The government has identified more than 14 lakh households who have put in at least 100 days of work under MGNREGS in 2014-2015 and have workers under 35, for targeted skill development training programmes. The scheme, Livelihoods in Full Employment (LiFE), will train people dependent on MGNREGA labour on the lines of the NRLM. LiFE-MGNREGA aims to train the poor in construction, road laying and other manual labor activities to “help them migrate to urban areas”.
It will also organise them into cooperatives and groups so that private players get one-stop-shop access to labour. The government plans to start this by July and has asked states to prepare their implementation plans. IRDR 2012-2013 recommended that PRIs be encouraged to build good quality assets at the village level to strengthen local governance and improve governance in states which have high incidences of poverty.
“In 1993–94, nearly 50 per cent of the rural poor lived in seven states—Jharkhand, Bihar, Assam, Odisha, Chhattisgarh, Madhya Pradesh and Uttar Pradesh. This rose to 65 per cent in 2011–12, (even) though states like Bihar, Chhattisgarh and Uttar Pradesh have reduced poverty significantly since 2009-10,” the report says. The government, however, wants poverty alleviation by forcing the rural poor to migrate to urban areas for work.
***
After her mother’s
death, Rashmi Ranga took up a job as a receptionist at a small hotel in
Mahendragarh. The income helps sustain her family and pay for the
school fees for her brother Alok, who helps his father in the fields after
school.
“People from the village mock me and my father for sending out a young girl to work at a hotel. They often comment that ‘We know what goes on at the hotels’, and young Jat men often make passes at me. My father fears for me; he doesn’t say it but he fears that I will be raped. But I have joined a martial arts class in the city. I go in the mornings before going to office. I have also told him that at least nobody at the hotel cares about my caste and nobody asks for any commission from the money I earn. It is clean money for my hard work.”

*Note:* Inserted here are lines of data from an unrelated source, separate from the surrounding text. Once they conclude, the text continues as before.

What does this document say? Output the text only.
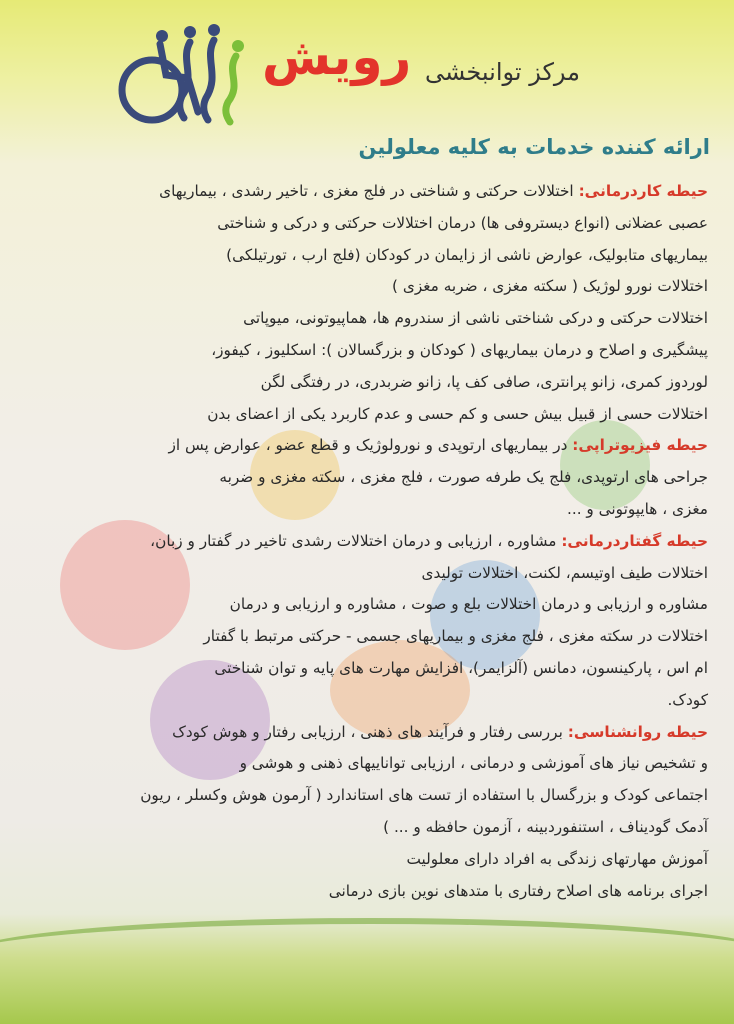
رویش مرکز توانبخشی
ارائه کننده خدمات به کلیه معلولین
حیطه کاردرمانی: اختلالات حرکتی و شناختی در فلج مغزی ، تاخیر رشدی ، بیماریهای
عصبی عضلانی (انواع دیستروفی ها) درمان اختلالات حرکتی و درکی و شناختی
بیماریهای متابولیک، عوارض ناشی از زایمان در کودکان (فلج ارب ، تورتیلکی)
اختلالات نورو لوژیک ( سکته مغزی ، ضربه مغزی )
اختلالات حرکتی و درکی شناختی ناشی از سندروم ها، هماپیوتونی، میوپاتی
پیشگیری و اصلاح و درمان بیماریهای ( کودکان و بزرگسالان ): اسکلیوز ، کیفوز،
لوردوز کمری، زانو پرانتری، صافی کف پا، زانو ضربدری، در رفتگی لگن
اختلالات حسی از قبیل بیش حسی و کم حسی و عدم کاربرد یکی از اعضای بدن
حیطه فیزیوتراپی: در بیماریهای ارتوپدی و نورولوژیک و قطع عضو ، عوارض پس از
جراحی های ارتوپدی، فلج یک طرفه صورت ، فلج مغزی ، سکته مغزی و ضربه
مغزی ، هایپوتونی و ...
حیطه گفتاردرمانی: مشاوره ، ارزیابی و درمان اختلالات رشدی تاخیر در گفتار و زبان،
اختلالات طیف اوتیسم، لکنت، اختلالات تولیدی
مشاوره و ارزیابی و درمان اختلالات بلع و صوت ، مشاوره و ارزیابی و درمان
اختلالات در سکته مغزی ، فلج مغزی و بیماریهای جسمی - حرکتی مرتبط با گفتار
ام اس ، پارکینسون، دمانس (آلزایمر)، افزایش مهارت های پایه و توان شناختی
کودک.
حیطه روانشناسی: بررسی رفتار و فرآیند های ذهنی ، ارزیابی رفتار و هوش کودک
و تشخیص نیاز های آموزشی و درمانی ، ارزیابی تواناییهای ذهنی و هوشی و
اجتماعی کودک و بزرگسال با استفاده از تست های استاندارد ( آرمون هوش وکسلر ، ریون
آدمک گودیناف ، استنفوردبینه ، آزمون حافظه و ... )
آموزش مهارتهای زندگی به افراد دارای معلولیت
اجرای برنامه های اصلاح رفتاری با متدهای نوین بازی درمانی
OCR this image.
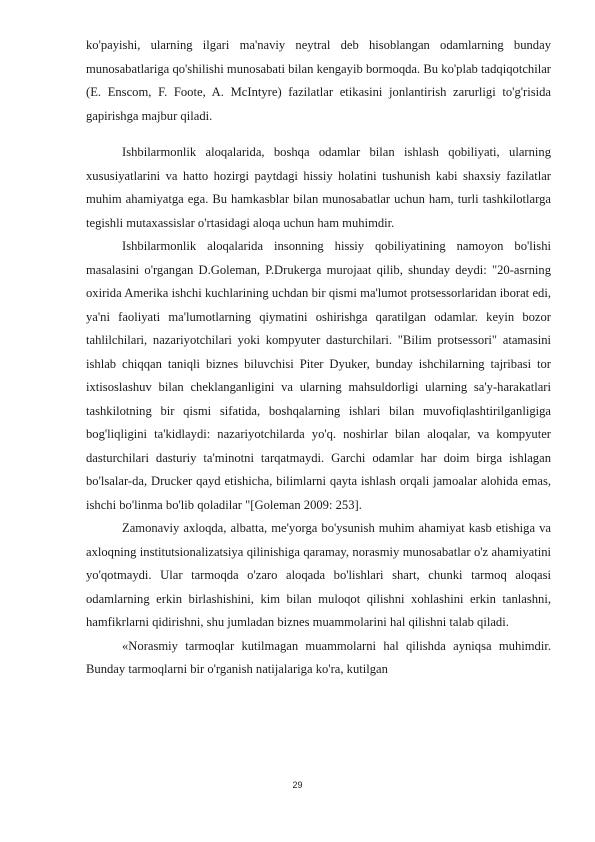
ko'payishi, ularning ilgari ma'naviy neytral deb hisoblangan odamlarning bunday munosabatlariga qo'shilishi munosabati bilan kengayib bormoqda. Bu ko'plab tadqiqotchilar (E. Enscom, F. Foote, A. McIntyre) fazilatlar etikasini jonlantirish zarurligi to'g'risida gapirishga majbur qiladi.

Ishbilarmonlik aloqalarida, boshqa odamlar bilan ishlash qobiliyati, ularning xususiyatlarini va hatto hozirgi paytdagi hissiy holatini tushunish kabi shaxsiy fazilatlar muhim ahamiyatga ega. Bu hamkasblar bilan munosabatlar uchun ham, turli tashkilotlarga tegishli mutaxassislar o'rtasidagi aloqa uchun ham muhimdir.

Ishbilarmonlik aloqalarida insonning hissiy qobiliyatining namoyon bo'lishi masalasini o'rgangan D.Goleman, P.Drukerga murojaat qilib, shunday deydi: "20-asrning oxirida Amerika ishchi kuchlarining uchdan bir qismi ma'lumot protsessorlaridan iborat edi, ya'ni faoliyati ma'lumotlarning qiymatini oshirishga qaratilgan odamlar. keyin bozor tahlilchilari, nazariyotchilari yoki kompyuter dasturchilari. "Bilim protsessori" atamasini ishlab chiqqan taniqli biznes biluvchisi Piter Dyuker, bunday ishchilarning tajribasi tor ixtisoslashuv bilan cheklanganligini va ularning mahsuldorligi ularning sa'y-harakatlari tashkilotning bir qismi sifatida, boshqalarning ishlari bilan muvofiqlashtirilganligiga bog'liqligini ta'kidlaydi: nazariyotchilarda yo'q. noshirlar bilan aloqalar, va kompyuter dasturchilari dasturiy ta'minotni tarqatmaydi. Garchi odamlar har doim birga ishlagan bo'lsalar-da, Drucker qayd etishicha, bilimlarni qayta ishlash orqali jamoalar alohida emas, ishchi bo'linma bo'lib qoladilar "[Goleman 2009: 253].

Zamonaviy axloqda, albatta, me'yorga bo'ysunish muhim ahamiyat kasb etishiga va axloqning institutsionalizatsiya qilinishiga qaramay, norasmiy munosabatlar o'z ahamiyatini yo'qotmaydi. Ular tarmoqda o'zaro aloqada bo'lishlari shart, chunki tarmoq aloqasi odamlarning erkin birlashishini, kim bilan muloqot qilishni xohlashini erkin tanlashni, hamfikrlarni qidirishni, shu jumladan biznes muammolarini hal qilishni talab qiladi.

«Norasmiy tarmoqlar kutilmagan muammolarni hal qilishda ayniqsa muhimdir. Bunday tarmoqlarni bir o'rganish natijalariga ko'ra, kutilgan

29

She hopes to start the poultry farm once she has saved money for it. “My brother and mother had together worked on it. He wants to grow up and get into the same business. I want to make sure I can support him financially when he is old enough. We will name it after her.”
Sagarika Ghatge, meanwhile, is preparing for final semester examinations. She plans to find a job in Nagpur so that there is money in hard times. “Instead of selling our goats and land, we will work towards expanding it and making it viable bit by bit.”
Dilip Kumar says he will quit his job by the end of this year. “But abhi pata nahi. Filhaal toh maza aa raha hai (But I am not sure yet. I’m having fun as of now),” he says.